一見、たくさんいるようにも見えるサケ。しかし、海での秋サケ漁は深刻な不振が続いている。そんな予測がつかない水産業を救う秘策として、いま注目を集めているのが「育てる漁業」だ。

根室港で2019年から始まった「ベニザケの養殖」。海中に設置した筒状の網の中で、ベニザケを育てる。ベニザケは基本的には日本沿岸には生息しておらず、ごくわずかしか獲れない高級魚だ。

秋サケなどほかのサケの仲間に比べて、病気に弱く養殖が難しいとされている。

根室市水産研究所水産指導主幹 工藤良二さん:
いま日本各地でサーモン養殖が行われているが、ベニザケはサケマスの仲間の中でも病気に弱く成長が遅いので、養殖魚としては結構ハードルが高い

根室市水産研究所では2019年、88匹の水揚げに成功するなど研究は順調で、今後は国内初の事業化も視野に入れている。

根室市水産研究所水産指導主幹 工藤良二さん:
事業化はどの地域でもやっていない、スーパーに行っても養殖紅鮭というのはないと思う。課題を一つ一つクリアし、地元の新たな産業としてできないか

研究所ではサケ以外の水産資源の栽培漁業にも力を入れている。こちらは1センチに満たない花咲ガニの稚ガニ。

そして、筒の中では、ヤナギダコの親が卵を抱いている。

さらに今年、研究を強化したのが…

上杉幸生記者:
今年春にオープンした新しいセンターです。71基の水槽がずらりと並ぶ。育てる漁業に力を入れるため、ホッカイシマエビもいます

現在は40トン前後と浜の水揚げは安定している特産のホッカイシマエビだが、将来を見据え研究を強化した。

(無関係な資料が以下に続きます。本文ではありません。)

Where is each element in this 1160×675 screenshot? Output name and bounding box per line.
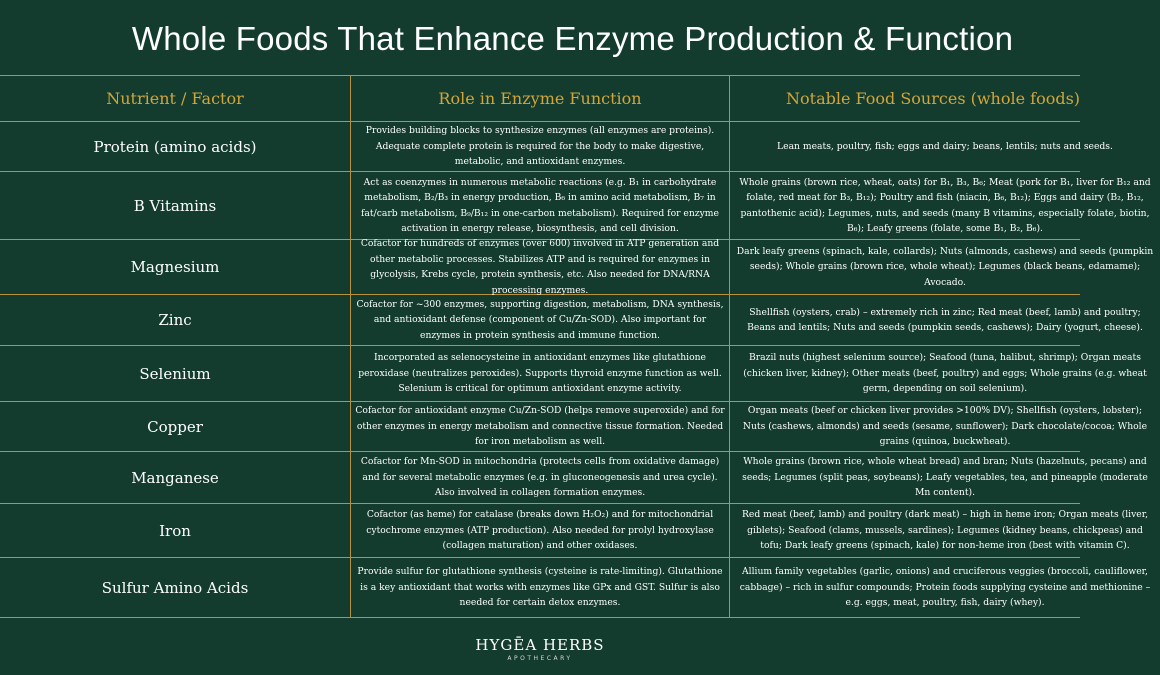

新たな施設では屋根から光を取り入れて、エサとなるプランクトンの発生状況を整えたことで、エビの共食いが減り、生存率は50パーセントを超えた。

根室市水産研究所水産指導主幹 工藤良二さん:
根室ならではの独自の生産技術、資源の守り方、増やし方、"根室スタイル"とまではいいませんが、持っておいて損はない、いざ何かあった時にこういう施設がありますよ、こういうことができますよと。あらゆる選択肢を蓄積して用意しておきたい

「育てる漁業」が北海道の救世主となるのか。数年後の食卓を変えるかもしれない新たな挑戦が始まっている。